KRPS’s statement regarding Congressional passage of H.R. 4 The Rescissions Act of 2025
Last week's decision by Congress to rescind or claw back 1.1 billion dollars of previously approved funding for public media was unprecedented. It was the first time in 30 years that Congress had approved a rescission of funds, and never for public media, despite numerous threats by Republican administrations. Even before the decision last week, KRPS was already on a list of vulnerable public media stations according to a recently released report.
Congressional Republicans made it clear in their testimony, whether it be in the Senate Appropriations subcommittee, chaired by Senator Susan Collins of Maine. Or during DOGE subcommittee testimony in March, where Congressperson Marjorie Taylor Green (R) said, “NPR and PBS have increasingly become radical, Left-wing echo chambers for a narrow audience of mostly wealthy, white, urban liberals and progressives, who generally look down on and judge rural America.”

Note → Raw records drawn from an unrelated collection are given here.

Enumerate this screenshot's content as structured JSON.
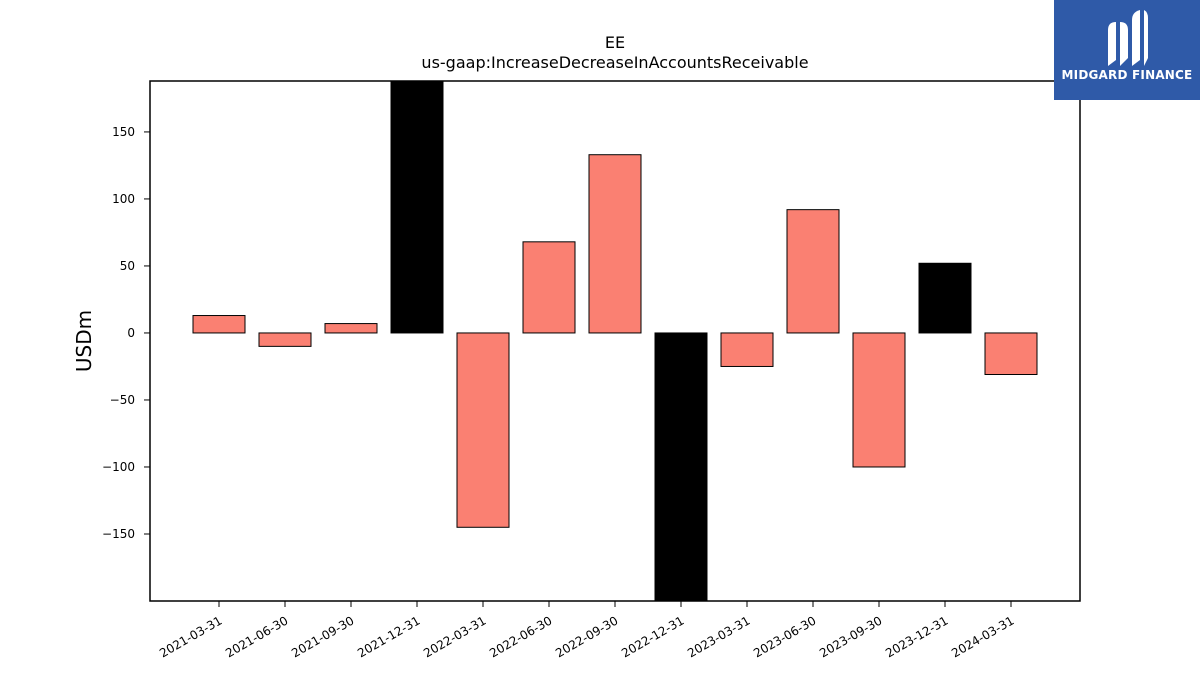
{
  "colors": {
    "positive": "#fa8072",
    "highlight": "#000000",
    "logo_bg": "#2f5aa8"
  },
  "logo": {
    "icon": "midgard-logo-icon",
    "text": "MIDGARD FINANCE"
  },
  "chart_data": {
    "type": "bar",
    "title": "EE",
    "subtitle": "us-gaap:IncreaseDecreaseInAccountsReceivable",
    "xlabel": "",
    "ylabel": "USDm",
    "ylim": [
      -200,
      188
    ],
    "yticks": [
      -150,
      -100,
      -50,
      0,
      50,
      100,
      150
    ],
    "ytick_labels": [
      "−150",
      "−100",
      "−50",
      "0",
      "50",
      "100",
      "150"
    ],
    "grid": false,
    "categories": [
      "2021-03-31",
      "2021-06-30",
      "2021-09-30",
      "2021-12-31",
      "2022-03-31",
      "2022-06-30",
      "2022-09-30",
      "2022-12-31",
      "2023-03-31",
      "2023-06-30",
      "2023-09-30",
      "2023-12-31",
      "2024-03-31"
    ],
    "values": [
      13,
      -10,
      7,
      188,
      -145,
      68,
      133,
      -200,
      -25,
      92,
      -100,
      52,
      -31
    ],
    "highlighted": [
      false,
      false,
      false,
      true,
      false,
      false,
      false,
      true,
      false,
      false,
      false,
      true,
      false
    ]
  }
}
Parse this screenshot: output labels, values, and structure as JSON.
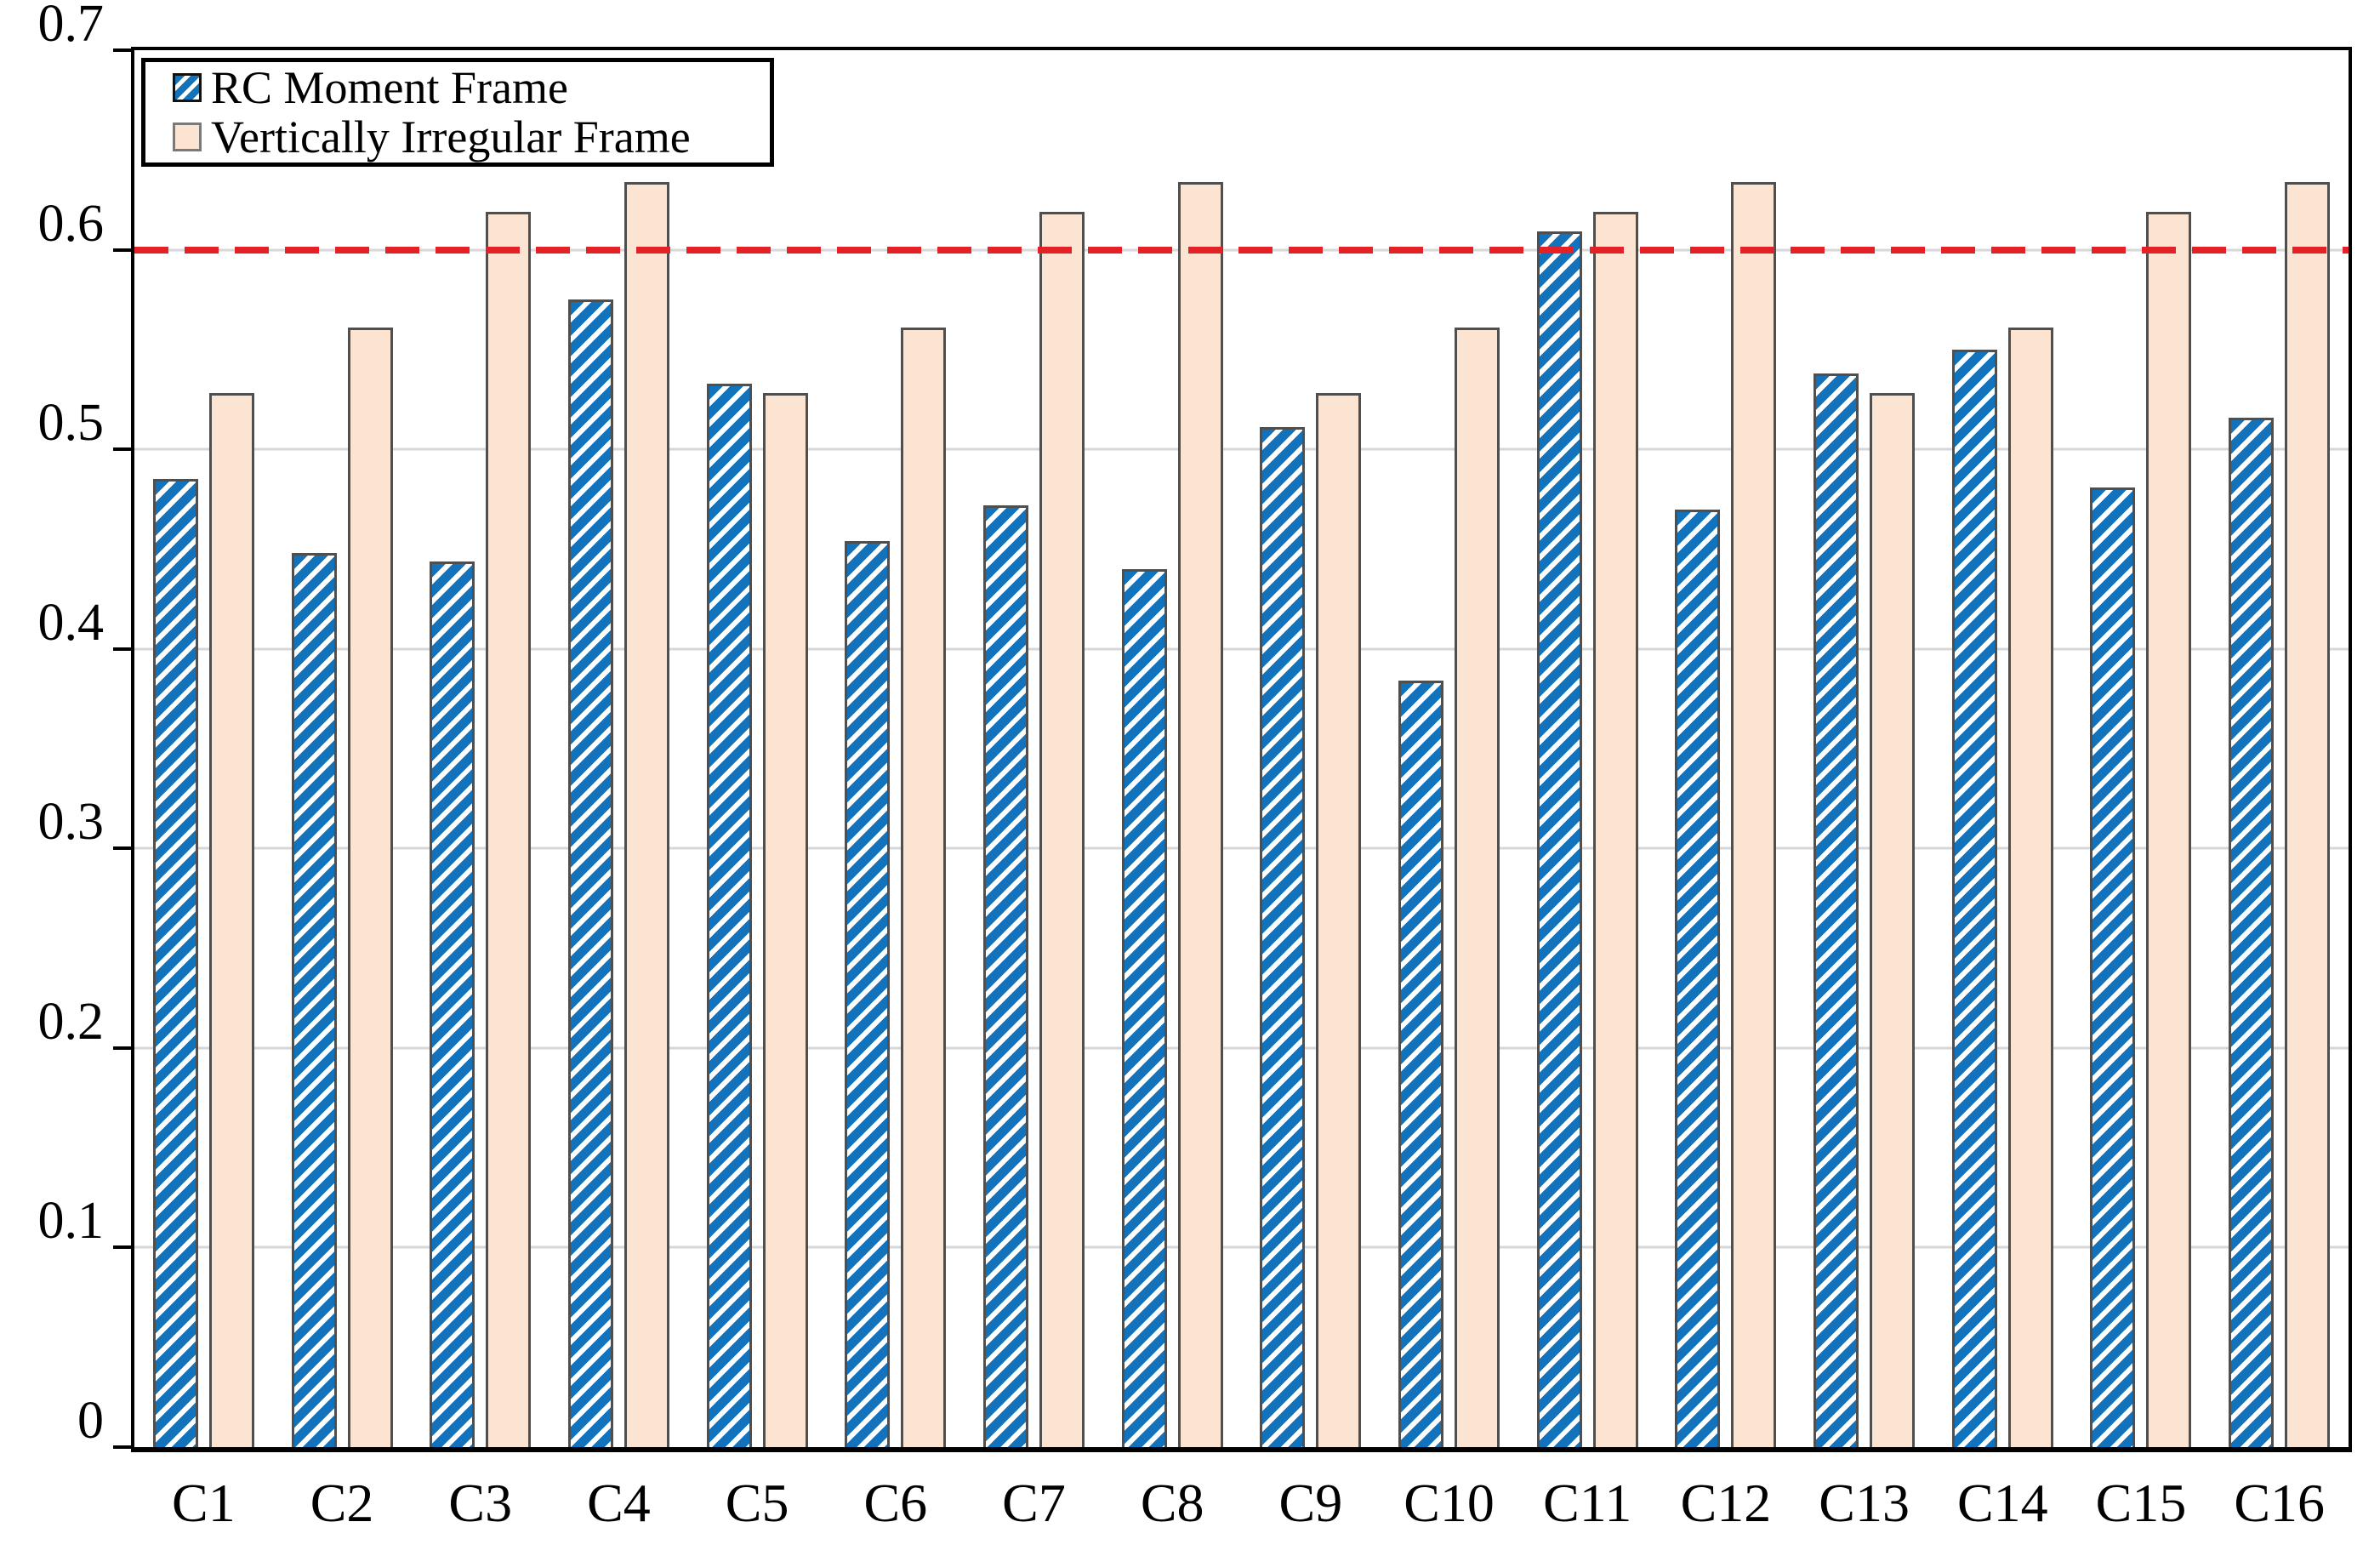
{
  "chart_data": {
    "type": "bar",
    "title": "",
    "categories": [
      "C1",
      "C2",
      "C3",
      "C4",
      "C5",
      "C6",
      "C7",
      "C8",
      "C9",
      "C10",
      "C11",
      "C12",
      "C13",
      "C14",
      "C15",
      "C16"
    ],
    "series": [
      {
        "name": "RC Moment Frame",
        "values": [
          0.485,
          0.448,
          0.444,
          0.575,
          0.533,
          0.454,
          0.472,
          0.44,
          0.511,
          0.384,
          0.609,
          0.47,
          0.538,
          0.55,
          0.481,
          0.516
        ]
      },
      {
        "name": "Vertically Irregular Frame",
        "values": [
          0.528,
          0.561,
          0.619,
          0.634,
          0.528,
          0.561,
          0.619,
          0.634,
          0.528,
          0.561,
          0.619,
          0.634,
          0.528,
          0.561,
          0.619,
          0.634
        ]
      }
    ],
    "xlabel": "",
    "ylabel": "",
    "ylim": [
      0,
      0.7
    ],
    "ytick_labels": [
      "0",
      "0.1",
      "0.2",
      "0.3",
      "0.4",
      "0.5",
      "0.6",
      "0.7"
    ],
    "ytick_values": [
      0,
      0.1,
      0.2,
      0.3,
      0.4,
      0.5,
      0.6,
      0.7
    ],
    "gridline_values": [
      0.1,
      0.2,
      0.3,
      0.4,
      0.5,
      0.6
    ],
    "grid": "horizontal",
    "legend_position": "top-left",
    "reference_line": {
      "value": 0.6,
      "style": "dashed"
    }
  },
  "colors": {
    "bar_blue": "#1272bb",
    "bar_peach": "#fce4d2",
    "bar_border": "#4f4f4f",
    "reference_red": "#e32126",
    "gridline_gray": "#d7d7d7",
    "axis_black": "#000000"
  },
  "legend": {
    "items": [
      {
        "label": "RC Moment Frame"
      },
      {
        "label": "Vertically Irregular Frame"
      }
    ]
  }
}
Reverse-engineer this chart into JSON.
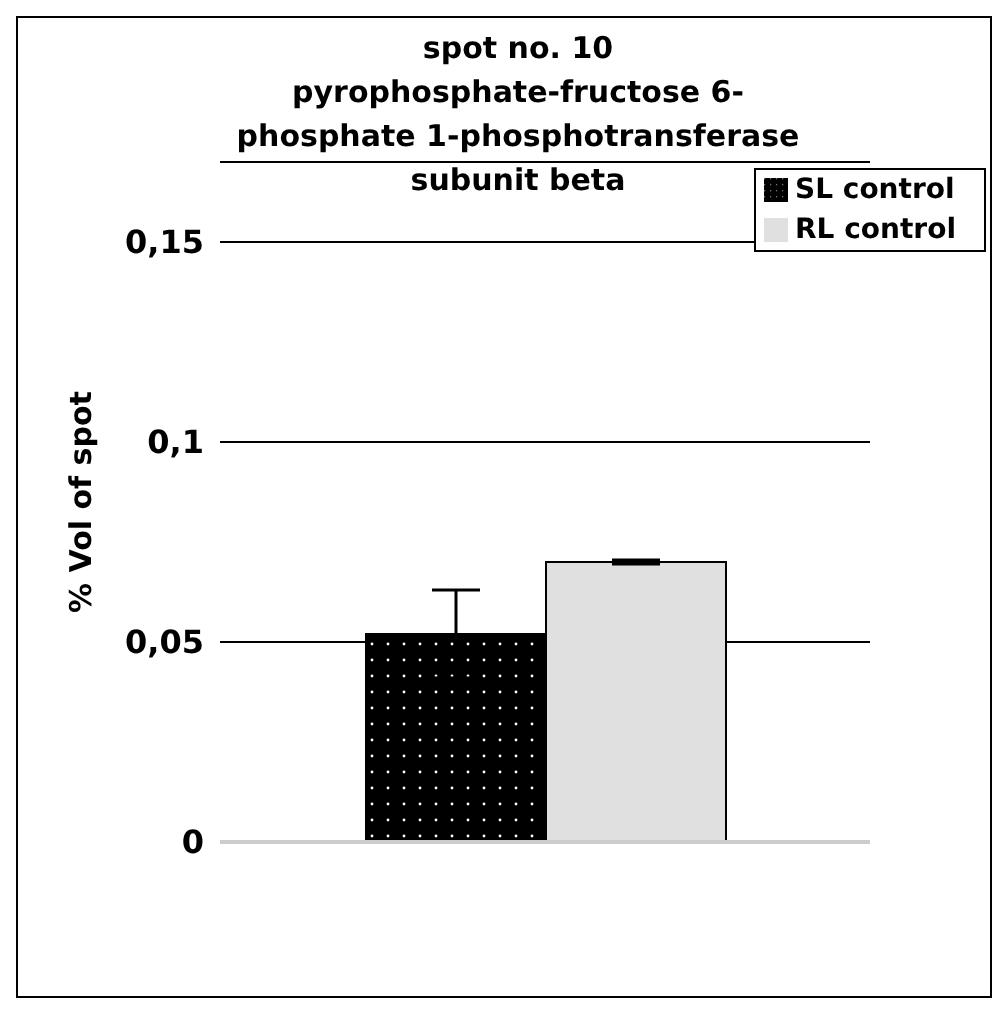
{
  "chart_data": {
    "type": "bar",
    "title": "spot no. 10\npyrophosphate-fructose 6-\nphosphate 1-phosphotransferase\nsubunit beta",
    "ylabel": "% Vol of spot",
    "categories": [
      null
    ],
    "series": [
      {
        "name": "SL control",
        "color": "#000000",
        "values": [
          0.052
        ],
        "errors": [
          0.011
        ]
      },
      {
        "name": "RL control",
        "color": "#e0e0e0",
        "values": [
          0.07
        ],
        "errors": [
          0.0005
        ]
      }
    ],
    "ylim": [
      0,
      0.17
    ],
    "yticks": [
      {
        "value": 0,
        "label": "0"
      },
      {
        "value": 0.05,
        "label": "0,05"
      },
      {
        "value": 0.1,
        "label": "0,1"
      },
      {
        "value": 0.15,
        "label": "0,15"
      }
    ],
    "grid": "y",
    "legend": "top right"
  }
}
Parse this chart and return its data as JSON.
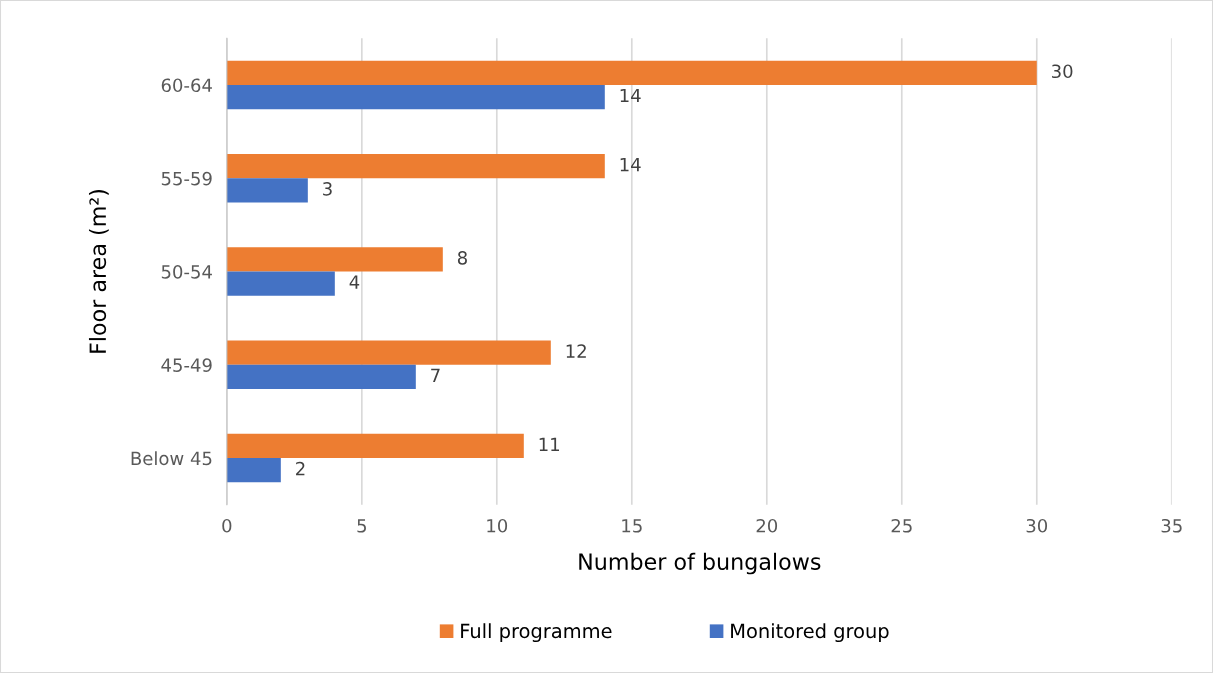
{
  "chart_data": {
    "type": "bar",
    "orientation": "horizontal",
    "categories": [
      "60-64",
      "55-59",
      "50-54",
      "45-49",
      "Below 45"
    ],
    "series": [
      {
        "name": "Full programme",
        "color": "#ed7d31",
        "values": [
          30,
          14,
          8,
          12,
          11
        ]
      },
      {
        "name": "Monitored group",
        "color": "#4472c4",
        "values": [
          14,
          3,
          4,
          7,
          2
        ]
      }
    ],
    "xlabel": "Number of bungalows",
    "ylabel": "Floor area (m²)",
    "xlim": [
      0,
      35
    ],
    "xticks": [
      0,
      5,
      10,
      15,
      20,
      25,
      30,
      35
    ],
    "grid": "x",
    "legend": "bottom",
    "data_labels": true
  }
}
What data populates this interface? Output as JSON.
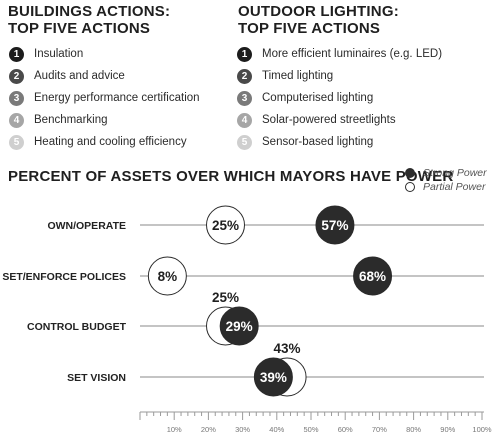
{
  "buildings": {
    "title_line1": "BUILDINGS ACTIONS:",
    "title_line2": "TOP FIVE ACTIONS",
    "items": [
      {
        "num": "1",
        "label": "Insulation",
        "color": "#1c1c1c"
      },
      {
        "num": "2",
        "label": "Audits and advice",
        "color": "#4a4a4a"
      },
      {
        "num": "3",
        "label": "Energy performance certification",
        "color": "#7a7a7a"
      },
      {
        "num": "4",
        "label": "Benchmarking",
        "color": "#a6a6a6"
      },
      {
        "num": "5",
        "label": "Heating and cooling efficiency",
        "color": "#cfcfcf"
      }
    ]
  },
  "lighting": {
    "title_line1": "OUTDOOR LIGHTING:",
    "title_line2": "TOP FIVE ACTIONS",
    "items": [
      {
        "num": "1",
        "label": "More efficient luminaires (e.g. LED)",
        "color": "#1c1c1c"
      },
      {
        "num": "2",
        "label": "Timed lighting",
        "color": "#4a4a4a"
      },
      {
        "num": "3",
        "label": "Computerised lighting",
        "color": "#7a7a7a"
      },
      {
        "num": "4",
        "label": "Solar-powered streetlights",
        "color": "#a6a6a6"
      },
      {
        "num": "5",
        "label": "Sensor-based lighting",
        "color": "#cfcfcf"
      }
    ]
  },
  "legend": {
    "strong": "Strong Power",
    "partial": "Partial Power"
  },
  "chart_data": {
    "type": "scatter",
    "title": "PERCENT OF ASSETS OVER WHICH MAYORS HAVE POWER",
    "categories": [
      "OWN/OPERATE",
      "SET/ENFORCE POLICES",
      "CONTROL BUDGET",
      "SET VISION"
    ],
    "series": [
      {
        "name": "Strong Power",
        "values": [
          57,
          68,
          29,
          39
        ],
        "color": "#2b2b2b"
      },
      {
        "name": "Partial Power",
        "values": [
          25,
          8,
          25,
          43
        ],
        "color": "#ffffff"
      }
    ],
    "x_ticks": [
      "10%",
      "20%",
      "30%",
      "40%",
      "50%",
      "60%",
      "70%",
      "80%",
      "90%",
      "100%"
    ],
    "xlim": [
      0,
      100
    ],
    "grid": false,
    "legend_position": "top-right"
  }
}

NPR, not member stations, were always the target. However, the rescission cuts that all four of the Senators from Kansas and Missouri (Marshall, Moran, Schmidt &Hawley) voted in favor of will have minimal impact on NPR. The cuts are directly targeted at local public radio stations, whether they are affiliated with NPR or not.
Ahead of the rescission vote, KRPS made several programming changes so that we could prepare for what’s ahead of us and lessen the financial burden on our licensee, Pittsburg State University. There is a possibility for further programming changes.
For now, KRPS will continue to sound like you’ve come to expect it to with shows like Morning Edition & All Things Considered, Wait, Wait, Don’t Tell Me, This American Life, and Travel with Rick Steves. However, listener support and engagement are needed now more than ever.
On behalf of the KPRS staff, thank you for your support, both now and into the future.